Whether examining refugee situations in the 1920s or in 2022, I’ve seen how the promotion of self-reliance and livelihoods often comes at the expense of refugee well-being and protection. This knowledge demands a closer look at current trends in refugee self-reliance programming, and whose interests are being served.
AuthorEvan Easton-Calabria
Evan Easton-Calabria is a Senior Researcher at the Feinstein International Center, Tufts University; Research Associate at the Refugee Studies Centre (RSC), University of Oxford;
and a Junior Research Fellow in Social Sciences at Wadham College, Oxford. She focuses on the structure of humanitarianism and development, including anticipatory action, refugee livelihoods, self-reliance, and local governance. She is part of the Feinstein Center's Academic Alliance on Anticipatory Action (4As), seeking to advance evidence on humanitarian action to forecasted extreme weather events. She was previously Principal Investigator of the RSC research project, ‘Responses to Crisis Migration in Uganda and Ethiopia: Researching the role of local actors in secondary cities’, funded through the Cities Alliance/UNOPS, and a John Fell Fund grant, ‘Digital Livelihoods for Refugees? Exploring pathways to the new world of work in Nairobi and Tel Aviv’. She holds a Masters and Doctorate in International Development from the University of Oxford. She is co-author of 'The Global Governed? Refugees as providers of protection and assistance' (Cambridge University Press 2020). Her new book, 'Refugees, Self-Reliance, Development: A critical history', will be published with Bristol University Press in June 2022.

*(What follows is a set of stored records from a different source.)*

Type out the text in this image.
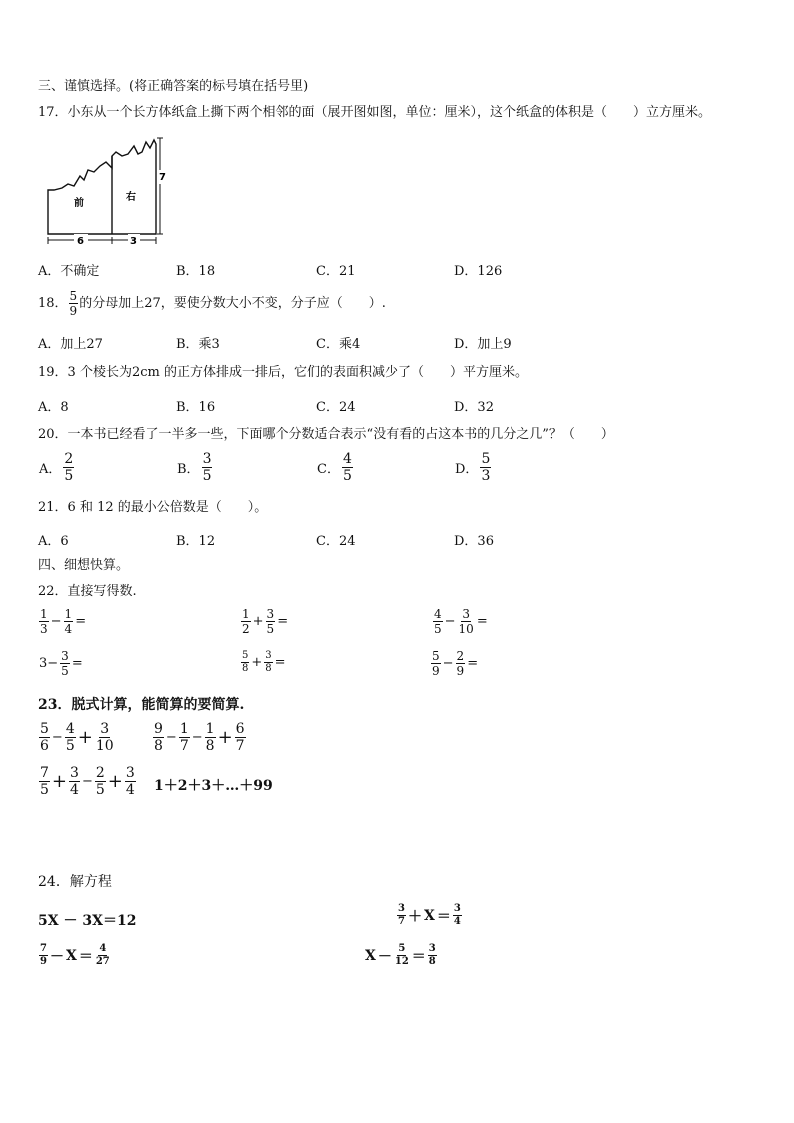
三、谨慎选择。(将正确答案的标号填在括号里)
17．小东从一个长方体纸盒上撕下两个相邻的面（展开图如图，单位：厘米），这个纸盒的体积是（　　）立方厘米。
前
右
6	3
7
A．不确定	B．18	C．21	D．126
18． $\frac{5}{9}$ 的分母加上27，要使分数大小不变，分子应（　　）.
A．加上27	B．乘3	C．乘4	D．加上9
19．3 个棱长为2cm 的正方体排成一排后，它们的表面积减少了（　　）平方厘米。
A．8	B．16	C．24	D．32
20．一本书已经看了一半多一些，下面哪个分数适合表示“没有看的占这本书的几分之几”？（　　）
A． $\frac{2}{5}$	B． $\frac{3}{5}$	C． $\frac{4}{5}$	D． $\frac{5}{3}$
21．6 和 12 的最小公倍数是（　　）。
A．6	B．12	C．24	D．36
四、细想快算。
22．直接写得数.
$\frac{1}{3} - \frac{1}{4}$ =	$\frac{1}{2} + \frac{3}{5}$ =	$\frac{4}{5} - \frac{3}{10}$ =
$3- \frac{3}{5}$ =	$\frac{5}{8} + \frac{3}{8}$ =	$\frac{5}{9} - \frac{2}{9}$ =
23．脱式计算，能简算的要简算.
$\frac{5}{6} - \frac{4}{5} + \frac{3}{10}$	$\frac{9}{8} - \frac{1}{7} - \frac{1}{8} + \frac{6}{7}$
$\frac{7}{5} + \frac{3}{4} - \frac{2}{5} + \frac{3}{4}$ 1＋2＋3＋…＋99
24．解方程
5X － 3X＝12	$\frac{3}{7} + X = \frac{3}{4}$
$\frac{7}{9} - X = \frac{4}{27}$	$X - \frac{5}{12} = \frac{3}{8}$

Her work with refugees began in Kampala, Uganda, in 2011 and has led her to research historical and contemporary refugee self-reliance assistance. Her forthcoming book traces the changes and continuities of refugee self-reliance assistance and refugees’ involvement with development since the 1920s.
In 2015 she was Principle Investigator for the National Geographic Early Career Grant project ‘Innovation and the Art of Self-Reliance: Artistic Livelihoods of Kampalan Refugees’ and in 2015-2016 for the research project ‘Researching Refugee-Run Micro-Finance’ funded by the Humanitarian Innovation Fund. While living in Uganda, she co-founded a grassroots organisation with refugees in Kampala that provides livelihoods training and support to urban refugees. Through academic research and piloting grassroots self-reliance projects with refugee communities in Kampala, her work contributes to Refugee Studies and International Development, and informs contemporary refugee policy on livelihoods, self-reliance, and self-governance.